Stressful times are upon us with the whole world pandemic continuing nine months later and the holidays coming…so, how do we Nurture Relationships during Stressful Times?
First of all, stressful times will show up in our lives on a regular basis. We as humans have feelings of worry, anxiety, and stress all the time. We have these times at work, at home and even personally that come up on a regular basis. Yes, the pandemic has compounded things like crazy, but we can learn to do better and create more control for ourselves and our circumstances. But it begins with you!
Yes, start with yourself. When you can feel in control of yourself and you can nurture yourself to the point of feeling peaceful and relieved of stress, you are better prepared to be able to nurture your other relationships. There are so many easy things we can do to Nurture ourselves and yet so easily we brush right over them. Here are several things you could do right now:
- Self-care
- Exercise or go for a walk
- Good nutrition and vitamins
- Gratitude
- Journaling
- Laughing – this makes a huge difference
- Go out in Nature
- Deep breathing exercises
- Meditation
- Read a good book
- Go on a date
- Listen to music
- Take a bubble bath
- Get a massage
- Talk with a friend
- Visit a family member
Going into the Holidays knowing that we are being asked to wear masks, not have get togethers and avoid catching the virus, is stressful in itself! We are also faced with death and sickness as well as a heightened level of depression and suicide. There is a lot going on! We must be conscientious of everything happening around us and prepare for how we CAN enjoy our time together for the holidays and keep our sanity.

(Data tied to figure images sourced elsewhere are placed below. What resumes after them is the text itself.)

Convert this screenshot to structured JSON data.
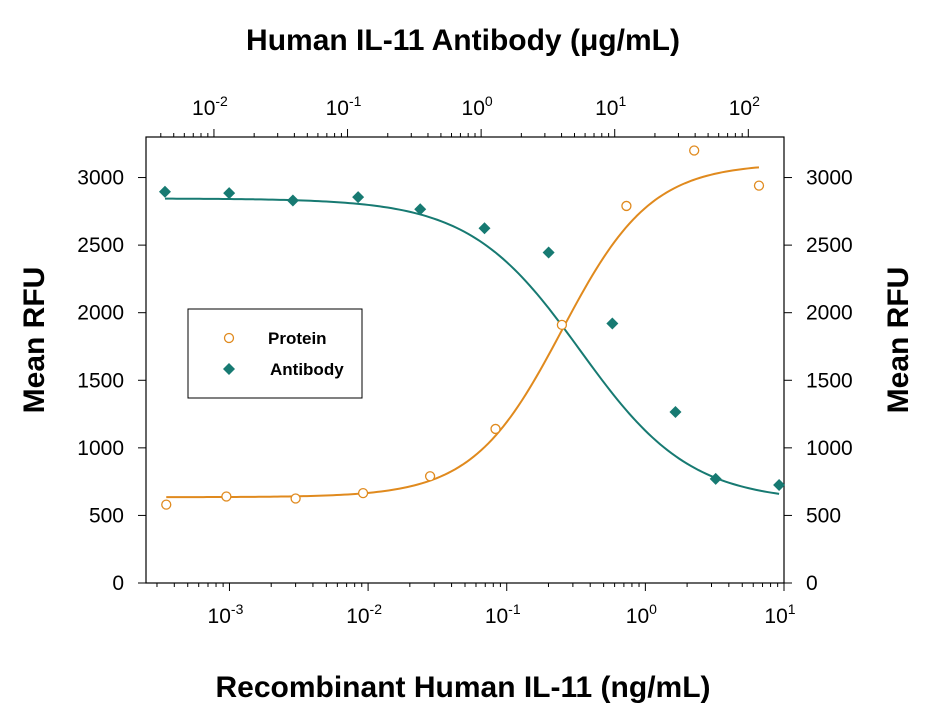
{
  "chart_data": {
    "type": "scatter",
    "title": "Human IL-11 Antibody (μg/mL)",
    "xlabel": "Recombinant Human IL-11 (ng/mL)",
    "ylabel": "Mean RFU",
    "ylabel_right": "Mean RFU",
    "x_scale": "log",
    "xlim": [
      0.00025,
      10
    ],
    "ylim": [
      0,
      3300
    ],
    "y_ticks": [
      0,
      500,
      1000,
      1500,
      2000,
      2500,
      3000
    ],
    "x_ticks_bottom": [
      {
        "value": 0.001,
        "base": "10",
        "exp": "-3"
      },
      {
        "value": 0.01,
        "base": "10",
        "exp": "-2"
      },
      {
        "value": 0.1,
        "base": "10",
        "exp": "-1"
      },
      {
        "value": 1,
        "base": "10",
        "exp": "0"
      },
      {
        "value": 10,
        "base": "10",
        "exp": "1"
      }
    ],
    "top_axis": {
      "label": "Human IL-11 Antibody (μg/mL)",
      "scale": "log",
      "xlim": [
        0.0031,
        185
      ],
      "ticks": [
        {
          "value": 0.01,
          "base": "10",
          "exp": "-2"
        },
        {
          "value": 0.1,
          "base": "10",
          "exp": "-1"
        },
        {
          "value": 1,
          "base": "10",
          "exp": "0"
        },
        {
          "value": 10,
          "base": "10",
          "exp": "1"
        },
        {
          "value": 100,
          "base": "10",
          "exp": "2"
        }
      ]
    },
    "legend_position": "center-left",
    "series": [
      {
        "name": "Protein",
        "color": "#e08a1e",
        "marker": "open-circle",
        "axis": "bottom",
        "x": [
          0.00035,
          0.00095,
          0.003,
          0.0092,
          0.028,
          0.083,
          0.25,
          0.73,
          2.25,
          6.6
        ],
        "y": [
          580,
          640,
          625,
          665,
          790,
          1140,
          1910,
          2790,
          3200,
          2940
        ],
        "fit": {
          "bottom": 635,
          "top": 3105,
          "ec50": 0.25,
          "hill": 1.35
        }
      },
      {
        "name": "Antibody",
        "color": "#177a72",
        "marker": "filled-diamond",
        "axis": "top",
        "x": [
          0.0043,
          0.013,
          0.039,
          0.12,
          0.35,
          1.06,
          3.2,
          9.6,
          28.5,
          57,
          170
        ],
        "y": [
          2895,
          2885,
          2830,
          2855,
          2765,
          2625,
          2445,
          1920,
          1265,
          770,
          725
        ],
        "fit": {
          "bottom": 600,
          "top": 2845,
          "ec50": 5.5,
          "hill": 1.05
        }
      }
    ]
  }
}
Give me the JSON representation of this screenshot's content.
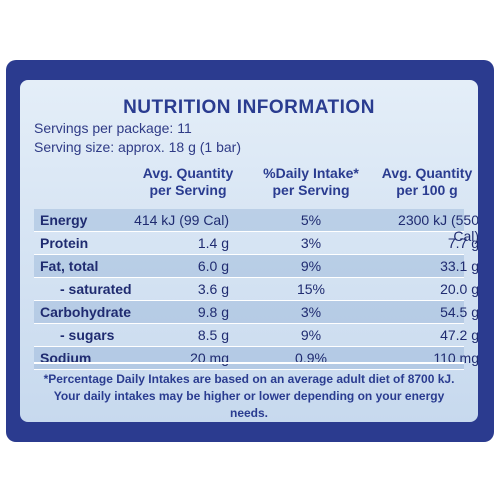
{
  "title": "NUTRITION INFORMATION",
  "servings_per_package": "Servings per package: 11",
  "serving_size": "Serving size: approx. 18 g (1 bar)",
  "columns": {
    "avg_serving": [
      "Avg. Quantity",
      "per Serving"
    ],
    "daily_intake": [
      "%Daily Intake*",
      "per Serving"
    ],
    "avg_100g": [
      "Avg. Quantity",
      "per 100 g"
    ]
  },
  "rows": [
    {
      "label": "Energy",
      "per_serving": "414 kJ (99 Cal)",
      "daily_intake": "5%",
      "per_100g": "2300 kJ (550 Cal)"
    },
    {
      "label": "Protein",
      "per_serving": "1.4 g",
      "daily_intake": "3%",
      "per_100g": "7.7 g"
    },
    {
      "label": "Fat, total",
      "per_serving": "6.0 g",
      "daily_intake": "9%",
      "per_100g": "33.1 g"
    },
    {
      "label": "- saturated",
      "per_serving": "3.6 g",
      "daily_intake": "15%",
      "per_100g": "20.0 g"
    },
    {
      "label": "Carbohydrate",
      "per_serving": "9.8 g",
      "daily_intake": "3%",
      "per_100g": "54.5 g"
    },
    {
      "label": "- sugars",
      "per_serving": "8.5 g",
      "daily_intake": "9%",
      "per_100g": "47.2 g"
    },
    {
      "label": "Sodium",
      "per_serving": "20 mg",
      "daily_intake": "0.9%",
      "per_100g": "110 mg"
    }
  ],
  "footnote": [
    "*Percentage Daily Intakes are based on an average adult diet of 8700 kJ.",
    "Your daily intakes may be higher or lower depending on your energy needs."
  ],
  "colors": {
    "frame": "#2b3b8f",
    "panel_top": "#e4eef8",
    "panel_bottom": "#c7d9ee",
    "text": "#2a3c90"
  }
}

Recently we had Thanksgiving. We were asked by State officials to not have large gatherings, keep our groups to immediate family only and a limit to 10 people. This is a foreign thought for almost any family with a Traditional Thanksgiving. This year was supposed to be our year with all our children, our grandchildren, and my Mother. As Thanksgiving approached, not all our children would be coming, not all our Grandchildren would make it, and then my Mother who just turned 80 years old in October called to say she was planning on doing a short little visit, rather than come for dinner. She would not be eating because she was not taking her mask off. She lives in her home in a Senior community and they had 3 deaths in the past 4 days. She was extremely nervous and felt that she should limit her exposure to others. She had been watching all the news reports and the numbers in our state where the virus was out of control.
This felt like my own Mother would be doing a drive by Thanksgiving! I began to feel hurt, frustrated and angry. None of us were sick. Several had already had the virus and it had been over 4 years since we had been able to have everyone together for Thanksgiving. As I allowed the pain, hurt feelings and frustration creep in, it only made things worse. Did you find yourself with similar feelings as this fantastic holiday of gratitude and generosity came to be? Seriously, we have been dealing with this for over 9 months now and this pandemic has ruined our entire year…right?
What I can tell you is that YES, this looked different than what I wanted. Yes, it felt hurtful, until I chose to see it from the perspective of this: I still have my mother with me. Our family was the one who got to have her come by, bring us a favorite banana cream pie, stop by to spread love and joy for what we do have. She made a huge effort to drive up and make an appearance. We were able to see her, enjoy her, even for just a few minutes wearing masks. She is the mother of 6, and she did not do this that day for the others. Yes, she had my sweet sister with her, and they returned to her home to have Thanksgiving dinner together, just the two of them.
These lessons are not only for our holiday celebrations. These lessons are for everyday life. Think about the stresses of work. Are you working from home? Are you Zoomed out of your ever-living mind? Are you homeschooling? Is your spouse working from home too and is it stressful as heck? Are you sick of wearing masks and putting sanitizer on your hands? Stressful times are all around us. They are not going away quickly…some will never go away. Here are ways to help you through some of these situations:
The lessons here are to appreciate what you do have, recognize the simple yet profound things that are still all around us. Plan things that will be memorable. Do things that are not easy and do not expect them to look a certain way. There are many ways for us to learn from this. Choose to be willing to look for what you are learning. Choose to see what is right in front of you and how you are blessed. See things from gratitude and abundance and the nurturing of relationships will happen even during stressful times. Choose to play your game of tic tac toe with hearts instead of empty zeros and watch the love win.
- Make Connections with people! Everyone needs connection right now more than ever!
- Make phone calls – actually speak with others. Text others with compliments and love. Face time!
- Get on Zoom and have some fun! Play games with each other, watch a movie, do challenges, LAUGH TOGETHER.
- Be authentic and real. Reach out when you are down, even when you do not want to.
- Be in Acceptance NOT Resistance! We have talked before about Accept & Allow VS Control and Force.
- Work hard. Organize and de-junk. Let go of what you do not need. Allow space for what you are ready for.
- Plan fun activities. Find fun ways to have connection with friends and family. Plan creative dates and outings. Play some board games and do fun activities and challenges with each other.
You have got this! You can create what you set your mind to. Why not set it to have wonderful relationships during these crazy times and enjoy each other every day?